In the vast nave of the Grand Palais, the exhibition “Drawing Without Limits” offers an ambitious immersion into the history of modern and contemporary drawing drawn from the collections of the Centre Pompidou. Rarely shown for conservation reasons, these works on paper constitute one of the most remarkable groups in Europe. Gathered here in a broad and generous display, they form less a historical demonstration than a drift through the many forms the act of drawing can take.
From the very first rooms, visitors encounter an obvious fact: drawing, far from being merely a preparatory medium, established itself in the twentieth century as an autonomous field of experimentation. The sheets by Pablo Picasso, for instance, remind us how much the line can function as a tool of thought. The stroke is quick, incisive, almost improvised, revealing an intelligence of gesture that makes drawing a permanent space of research. Nearby, the purified lines of Henri Matisse seem instead to seek a form of essential reduction: a few curves are enough to bring the figure into being, as if the line here reached a kind of visual inevitability.
This tension between spontaneity and construction runs throughout the exhibition. In the work of Paul Klee or Vassily Kandinsky, drawing becomes an almost musical territory where the line turns into rhythm and graphic vibration. Early abstraction finds in paper a privileged laboratory, a space in which artists freely experiment with the relationships between form, sign, and movement.
Further along, the works of Jean Dubuffet introduce a radical break. His rough, almost awkward lines assert an aesthetic of anti-culture and anti-academicism. Drawing then approaches writing, even graffiti, anticipating certain forms of visual expression that would emerge in the second half of the century.
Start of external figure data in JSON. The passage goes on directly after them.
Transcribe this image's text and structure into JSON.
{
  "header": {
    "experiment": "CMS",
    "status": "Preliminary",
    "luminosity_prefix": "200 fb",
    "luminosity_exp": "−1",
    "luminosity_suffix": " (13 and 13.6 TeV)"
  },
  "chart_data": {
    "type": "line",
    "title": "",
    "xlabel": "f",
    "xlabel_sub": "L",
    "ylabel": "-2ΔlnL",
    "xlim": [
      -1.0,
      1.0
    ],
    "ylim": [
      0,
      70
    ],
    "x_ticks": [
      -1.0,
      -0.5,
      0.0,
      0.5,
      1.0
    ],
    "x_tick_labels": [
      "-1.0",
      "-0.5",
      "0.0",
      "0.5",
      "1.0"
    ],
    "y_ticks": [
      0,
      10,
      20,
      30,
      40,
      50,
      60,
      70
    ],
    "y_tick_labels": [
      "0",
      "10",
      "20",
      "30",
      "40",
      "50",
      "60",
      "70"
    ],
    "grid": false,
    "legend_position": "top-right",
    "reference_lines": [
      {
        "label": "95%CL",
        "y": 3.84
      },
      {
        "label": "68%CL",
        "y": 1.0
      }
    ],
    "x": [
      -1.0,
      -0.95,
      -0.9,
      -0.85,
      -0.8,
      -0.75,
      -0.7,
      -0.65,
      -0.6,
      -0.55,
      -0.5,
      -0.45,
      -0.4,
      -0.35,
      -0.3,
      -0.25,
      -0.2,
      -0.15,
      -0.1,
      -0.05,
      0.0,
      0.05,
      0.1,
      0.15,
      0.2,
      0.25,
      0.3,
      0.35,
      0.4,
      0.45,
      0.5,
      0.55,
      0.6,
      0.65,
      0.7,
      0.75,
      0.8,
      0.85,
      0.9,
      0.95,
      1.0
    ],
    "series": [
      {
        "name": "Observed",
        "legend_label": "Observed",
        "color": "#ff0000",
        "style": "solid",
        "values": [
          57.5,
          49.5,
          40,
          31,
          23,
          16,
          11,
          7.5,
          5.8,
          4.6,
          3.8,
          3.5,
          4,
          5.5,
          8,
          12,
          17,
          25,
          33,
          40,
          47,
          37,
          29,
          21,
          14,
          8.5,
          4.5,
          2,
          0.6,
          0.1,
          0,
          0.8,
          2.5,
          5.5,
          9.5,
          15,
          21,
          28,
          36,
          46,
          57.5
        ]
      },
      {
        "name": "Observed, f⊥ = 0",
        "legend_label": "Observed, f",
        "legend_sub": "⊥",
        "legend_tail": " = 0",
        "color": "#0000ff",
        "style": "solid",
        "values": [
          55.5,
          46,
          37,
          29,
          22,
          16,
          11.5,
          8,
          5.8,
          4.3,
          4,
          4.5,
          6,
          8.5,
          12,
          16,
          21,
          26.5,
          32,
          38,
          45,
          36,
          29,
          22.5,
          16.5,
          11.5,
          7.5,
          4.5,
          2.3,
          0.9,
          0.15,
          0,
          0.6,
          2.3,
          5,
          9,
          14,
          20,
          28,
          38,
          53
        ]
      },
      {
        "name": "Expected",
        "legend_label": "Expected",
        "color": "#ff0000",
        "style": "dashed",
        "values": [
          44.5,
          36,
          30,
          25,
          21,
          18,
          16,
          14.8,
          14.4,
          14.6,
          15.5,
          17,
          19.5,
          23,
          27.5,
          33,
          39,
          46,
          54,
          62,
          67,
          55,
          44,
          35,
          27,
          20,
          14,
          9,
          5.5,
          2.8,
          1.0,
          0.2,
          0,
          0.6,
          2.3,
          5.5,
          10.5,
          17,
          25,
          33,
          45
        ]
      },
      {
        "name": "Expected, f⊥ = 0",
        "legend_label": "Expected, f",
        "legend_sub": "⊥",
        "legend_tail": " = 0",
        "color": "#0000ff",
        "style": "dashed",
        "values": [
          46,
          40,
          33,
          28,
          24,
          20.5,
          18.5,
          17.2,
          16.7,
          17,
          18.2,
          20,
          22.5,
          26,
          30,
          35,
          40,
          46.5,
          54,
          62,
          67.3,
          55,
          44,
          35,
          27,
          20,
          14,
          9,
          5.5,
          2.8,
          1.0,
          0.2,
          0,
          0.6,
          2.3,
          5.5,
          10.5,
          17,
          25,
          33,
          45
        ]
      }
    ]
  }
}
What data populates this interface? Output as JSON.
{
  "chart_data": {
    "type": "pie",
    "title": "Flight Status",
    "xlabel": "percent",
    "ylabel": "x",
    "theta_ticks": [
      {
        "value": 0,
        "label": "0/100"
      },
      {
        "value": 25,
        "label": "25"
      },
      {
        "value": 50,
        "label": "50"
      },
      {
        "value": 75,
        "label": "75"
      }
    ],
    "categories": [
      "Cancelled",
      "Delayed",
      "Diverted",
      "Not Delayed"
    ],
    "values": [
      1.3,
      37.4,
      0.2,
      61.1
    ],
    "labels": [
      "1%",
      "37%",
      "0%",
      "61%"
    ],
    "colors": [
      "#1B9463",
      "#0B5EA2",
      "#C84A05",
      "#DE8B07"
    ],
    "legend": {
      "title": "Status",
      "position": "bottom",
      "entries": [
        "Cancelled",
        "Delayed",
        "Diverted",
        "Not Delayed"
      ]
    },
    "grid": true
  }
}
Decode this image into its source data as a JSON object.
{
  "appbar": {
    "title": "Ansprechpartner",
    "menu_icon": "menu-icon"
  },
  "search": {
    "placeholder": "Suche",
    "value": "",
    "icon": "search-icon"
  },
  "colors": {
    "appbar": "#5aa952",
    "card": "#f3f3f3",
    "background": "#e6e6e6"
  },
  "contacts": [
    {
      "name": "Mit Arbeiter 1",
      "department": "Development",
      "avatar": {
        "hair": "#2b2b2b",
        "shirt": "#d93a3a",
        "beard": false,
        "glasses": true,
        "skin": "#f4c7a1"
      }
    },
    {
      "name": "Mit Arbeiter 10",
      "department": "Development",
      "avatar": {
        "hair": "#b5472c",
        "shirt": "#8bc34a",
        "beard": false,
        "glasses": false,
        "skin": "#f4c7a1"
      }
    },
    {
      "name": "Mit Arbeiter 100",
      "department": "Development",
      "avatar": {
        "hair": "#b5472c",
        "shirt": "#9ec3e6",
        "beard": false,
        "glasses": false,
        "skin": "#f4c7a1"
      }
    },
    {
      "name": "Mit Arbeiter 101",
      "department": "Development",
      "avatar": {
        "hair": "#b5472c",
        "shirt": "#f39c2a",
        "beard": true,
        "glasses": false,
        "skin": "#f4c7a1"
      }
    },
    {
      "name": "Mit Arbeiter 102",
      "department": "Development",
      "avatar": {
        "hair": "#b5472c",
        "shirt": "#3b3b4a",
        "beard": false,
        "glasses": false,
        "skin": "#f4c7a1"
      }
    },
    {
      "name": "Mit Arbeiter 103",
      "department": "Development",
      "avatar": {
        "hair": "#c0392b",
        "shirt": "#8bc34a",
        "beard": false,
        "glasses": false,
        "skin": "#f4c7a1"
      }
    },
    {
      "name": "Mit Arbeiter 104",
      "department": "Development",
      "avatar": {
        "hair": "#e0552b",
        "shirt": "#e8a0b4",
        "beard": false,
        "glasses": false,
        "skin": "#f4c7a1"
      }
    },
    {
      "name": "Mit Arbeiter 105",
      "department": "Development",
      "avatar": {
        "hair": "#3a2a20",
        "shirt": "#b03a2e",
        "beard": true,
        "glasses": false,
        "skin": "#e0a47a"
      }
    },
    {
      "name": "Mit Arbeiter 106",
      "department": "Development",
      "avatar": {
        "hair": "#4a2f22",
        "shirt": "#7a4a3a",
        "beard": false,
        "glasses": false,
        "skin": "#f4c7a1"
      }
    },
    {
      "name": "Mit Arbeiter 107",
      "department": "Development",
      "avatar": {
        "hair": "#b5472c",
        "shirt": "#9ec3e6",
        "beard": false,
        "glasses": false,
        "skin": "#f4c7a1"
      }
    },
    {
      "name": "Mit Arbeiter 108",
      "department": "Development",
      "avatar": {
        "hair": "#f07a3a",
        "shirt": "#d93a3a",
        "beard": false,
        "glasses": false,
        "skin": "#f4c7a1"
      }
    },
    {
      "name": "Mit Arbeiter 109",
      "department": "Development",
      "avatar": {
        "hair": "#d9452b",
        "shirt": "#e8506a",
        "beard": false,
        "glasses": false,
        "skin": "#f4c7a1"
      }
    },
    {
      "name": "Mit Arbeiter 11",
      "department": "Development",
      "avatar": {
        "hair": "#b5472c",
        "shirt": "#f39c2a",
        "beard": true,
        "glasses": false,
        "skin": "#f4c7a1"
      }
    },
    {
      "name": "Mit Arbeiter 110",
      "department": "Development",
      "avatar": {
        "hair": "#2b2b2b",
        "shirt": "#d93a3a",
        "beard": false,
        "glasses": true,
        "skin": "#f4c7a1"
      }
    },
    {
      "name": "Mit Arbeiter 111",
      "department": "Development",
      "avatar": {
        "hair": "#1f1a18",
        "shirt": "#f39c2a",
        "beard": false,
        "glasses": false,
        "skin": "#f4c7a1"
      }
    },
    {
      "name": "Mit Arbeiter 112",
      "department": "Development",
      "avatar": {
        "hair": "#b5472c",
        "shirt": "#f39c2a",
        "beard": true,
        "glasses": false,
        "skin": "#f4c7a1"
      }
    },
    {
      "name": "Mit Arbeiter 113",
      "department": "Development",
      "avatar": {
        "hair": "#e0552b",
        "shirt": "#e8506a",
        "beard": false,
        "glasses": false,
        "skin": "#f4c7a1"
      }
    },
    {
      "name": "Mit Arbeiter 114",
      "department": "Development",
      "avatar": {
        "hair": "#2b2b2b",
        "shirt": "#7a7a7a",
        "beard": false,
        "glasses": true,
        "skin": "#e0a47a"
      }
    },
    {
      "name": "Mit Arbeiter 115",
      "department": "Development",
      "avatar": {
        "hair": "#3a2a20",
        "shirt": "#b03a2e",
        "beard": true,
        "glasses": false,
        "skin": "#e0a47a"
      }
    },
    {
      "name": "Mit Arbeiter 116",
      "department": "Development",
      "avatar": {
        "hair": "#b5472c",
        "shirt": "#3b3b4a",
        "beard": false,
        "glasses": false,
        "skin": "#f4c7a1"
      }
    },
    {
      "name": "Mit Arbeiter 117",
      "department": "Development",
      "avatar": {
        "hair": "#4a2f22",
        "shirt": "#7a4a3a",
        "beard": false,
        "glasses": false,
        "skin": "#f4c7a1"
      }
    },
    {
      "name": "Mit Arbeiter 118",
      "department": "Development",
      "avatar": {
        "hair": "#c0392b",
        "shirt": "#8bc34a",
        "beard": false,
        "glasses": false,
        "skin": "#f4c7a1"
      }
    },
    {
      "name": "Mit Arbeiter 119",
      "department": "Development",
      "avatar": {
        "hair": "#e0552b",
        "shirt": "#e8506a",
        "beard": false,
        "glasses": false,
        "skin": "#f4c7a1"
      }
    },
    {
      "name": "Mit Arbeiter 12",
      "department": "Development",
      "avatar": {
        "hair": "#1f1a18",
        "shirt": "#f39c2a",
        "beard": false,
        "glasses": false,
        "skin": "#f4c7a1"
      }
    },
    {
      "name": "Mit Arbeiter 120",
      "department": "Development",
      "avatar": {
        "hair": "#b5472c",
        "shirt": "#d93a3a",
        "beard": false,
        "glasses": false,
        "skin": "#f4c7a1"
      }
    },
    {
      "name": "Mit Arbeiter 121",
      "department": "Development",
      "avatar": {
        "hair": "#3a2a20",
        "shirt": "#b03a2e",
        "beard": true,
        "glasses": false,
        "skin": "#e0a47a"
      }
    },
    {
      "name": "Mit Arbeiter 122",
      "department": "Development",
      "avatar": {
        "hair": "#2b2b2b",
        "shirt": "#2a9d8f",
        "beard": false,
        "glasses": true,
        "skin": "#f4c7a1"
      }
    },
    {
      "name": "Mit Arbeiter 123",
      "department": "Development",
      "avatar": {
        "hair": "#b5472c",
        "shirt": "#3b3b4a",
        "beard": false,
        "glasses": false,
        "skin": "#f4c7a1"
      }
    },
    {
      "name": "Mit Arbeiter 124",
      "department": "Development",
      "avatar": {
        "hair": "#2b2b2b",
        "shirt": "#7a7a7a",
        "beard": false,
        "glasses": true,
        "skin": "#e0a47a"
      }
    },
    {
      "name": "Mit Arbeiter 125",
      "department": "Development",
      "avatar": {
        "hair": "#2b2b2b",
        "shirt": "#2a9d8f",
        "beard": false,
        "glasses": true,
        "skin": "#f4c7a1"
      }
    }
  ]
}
Late modernity appears with particular force in the works of Jean-Michel Basquiat. Saturated with words, symbols, and fragmented figures, his drawing operates like a collision field between popular culture, art history, and political memory. Here the line is no longer simply formal: it becomes discursive, charged with a critical energy that reflects the urban imagination of the late twentieth century.
The exhibition extends toward more contemporary practices, notably with William Kentridge and Robert Longo. Their works remind us that drawing has gradually left the single sheet of paper to occupy space and enter into dialogue with photography, animation, and projection. In Longo’s work, charcoal reaches an almost cinematic intensity: the suspended bodies in the series Men in the Cities seem caught in a silent drama in which drawing becomes a spectacular image.
The major interest of “Drawing Without Limits” lies precisely in this demonstration of vitality. By bringing together more than a century of graphic creation, the exhibition highlights the extraordinary plasticity of the medium: intimate sketch, conceptual note, monumental image—drawing appears as a territory of endlessly open experimentation.
Yet this richness also constitutes the project’s main limitation. By rejecting a strict chronological progression or a clearly structured thematic framework, the exhibition adopts the form of a constellation. The works interact through visual or thematic affinities, but these connections often remain implicit. At times the whole gives the impression of an erudite walk through the museum’s storage rooms rather than a truly critical proposal.